Further, the growing digital ecosystems in Southeast Asia have the potential to generate revenue opportunities of US$23 billion by 2025, from about US$4 billion in 2019.

Wang said that being part of a digital ecosystem allows businesses to leverage the network effect to create a competitive advantage. However, to do so, companies must get their digital transformation strategy and capabilities right. The question is whether they should design or join a digital ecosystem, and there are three strategic choices that businesses can undertake: buy, build or partner.

“While the established, traditional firms given their large user base, reach and capital assets are well-placed to orchestrate a digital ecosystem, they are often outpaced by the emerging digital natives that are ahead in digital adoption.

“Most traditional firms have been focusing on their core business and may be hesitant to build a platform-based business due to legacy systems and corporate culture. Thus, traditional firms are turning to collaborating with e-commerce and last-mile platforms to offer digitalised, streamlined and omnichannel experiences to their customers,” Wang said.

The EY report highlighted three key considerations that organisations should consider when navigating digital ecosystems including evaluate the organisation’s digital ecosystem maturity, define the business model, and implement the ecosystem.

The report said that while digital transformation is a business imperative, participating in digital ecosystems is a game changer that can create long-term value and competitive advantage.

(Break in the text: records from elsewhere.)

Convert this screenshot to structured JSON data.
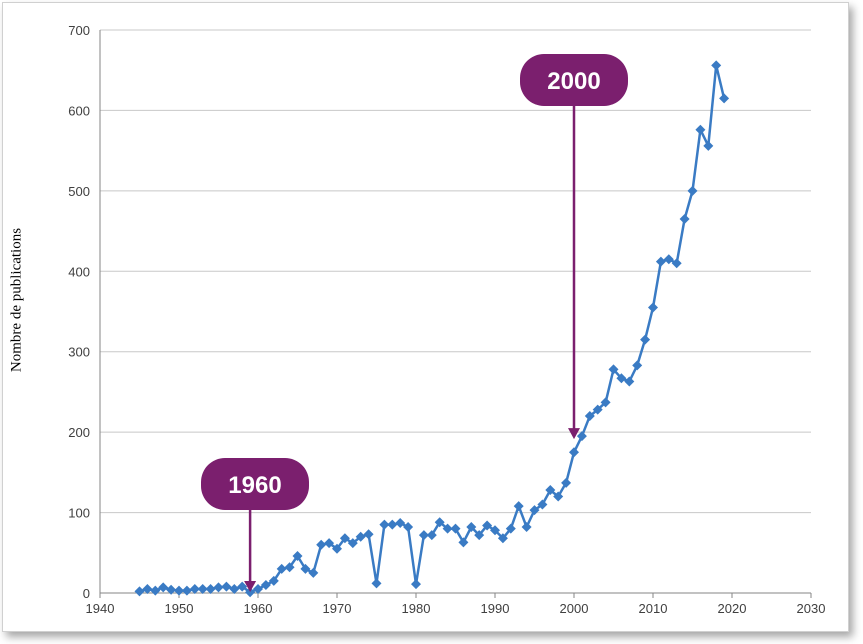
{
  "chart_data": {
    "type": "line",
    "ylabel": "Nombre de publications",
    "xlim": [
      1940,
      2030
    ],
    "ylim": [
      0,
      700
    ],
    "x_ticks": [
      1940,
      1950,
      1960,
      1970,
      1980,
      1990,
      2000,
      2010,
      2020,
      2030
    ],
    "y_ticks": [
      0,
      100,
      200,
      300,
      400,
      500,
      600,
      700
    ],
    "grid": "horizontal",
    "legend": "none",
    "marker": "diamond",
    "colors": {
      "series": "#3a7bc4",
      "callout": "#7b1f6e",
      "grid": "#c8c8c8"
    },
    "series": [
      {
        "x": [
          1945,
          1946,
          1947,
          1948,
          1949,
          1950,
          1951,
          1952,
          1953,
          1954,
          1955,
          1956,
          1957,
          1958,
          1959,
          1960,
          1961,
          1962,
          1963,
          1964,
          1965,
          1966,
          1967,
          1968,
          1969,
          1970,
          1971,
          1972,
          1973,
          1974,
          1975,
          1976,
          1977,
          1978,
          1979,
          1980,
          1981,
          1982,
          1983,
          1984,
          1985,
          1986,
          1987,
          1988,
          1989,
          1990,
          1991,
          1992,
          1993,
          1994,
          1995,
          1996,
          1997,
          1998,
          1999,
          2000,
          2001,
          2002,
          2003,
          2004,
          2005,
          2006,
          2007,
          2008,
          2009,
          2010,
          2011,
          2012,
          2013,
          2014,
          2015,
          2016,
          2017,
          2018,
          2019
        ],
        "y": [
          2,
          5,
          3,
          7,
          4,
          3,
          3,
          5,
          5,
          5,
          7,
          8,
          5,
          8,
          1,
          5,
          10,
          15,
          30,
          32,
          46,
          30,
          25,
          60,
          62,
          55,
          68,
          62,
          70,
          73,
          12,
          85,
          85,
          87,
          82,
          11,
          72,
          72,
          88,
          80,
          80,
          63,
          82,
          72,
          84,
          78,
          68,
          80,
          108,
          82,
          103,
          110,
          128,
          120,
          137,
          175,
          195,
          220,
          228,
          237,
          278,
          267,
          263,
          283,
          315,
          355,
          412,
          415,
          410,
          465,
          500,
          576,
          556,
          656,
          615
        ]
      }
    ],
    "annotations": [
      {
        "label": "1960",
        "x": 1959,
        "y": 0
      },
      {
        "label": "2000",
        "x": 2000,
        "y": 190
      }
    ]
  }
}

“A digital ecosystem is an interconnected set of offerings that fulfils consumer needs in one integrated experience, comprising businesses across different sectors that collectively offer a broad range of products and services,” it said.

The report revealed that collaborative consumption and the sharing economy have been rising in Southeast Asia, driven by the region’s average internet penetration of 63% and a growing tech-savvy middle-class that is rapidly moving up the socio-economic ladder. This is paving the way for sharing models across different sectors such as mobility, travel and hospitality, and real estate.

It said that between 2016 and 2020, Southeast Asia witnessed technology transactions worth US$408.5 billion. Mobile applications, cloud computing, artificial intelligence, big data and analytics, blockchain and Internet of Things were the areas that saw the most investments.

EY Asean regional managing partner Liew Nam Soon said consumer-focused digital ecosystems are forming across Southeast Asia to deliver value at unprecedented speed and scale, in response to industry digital disruptions and accelerated by the pandemic.

“Digital interactions in both B2B and B2C activities are expected to stay and gain ground even after the pandemic, and enterprises in Southeast Asia will be seeking to transform their business digitally to drive profitable growth as well as work with partners to provide solutions leveraging technology to address value gaps,” he said.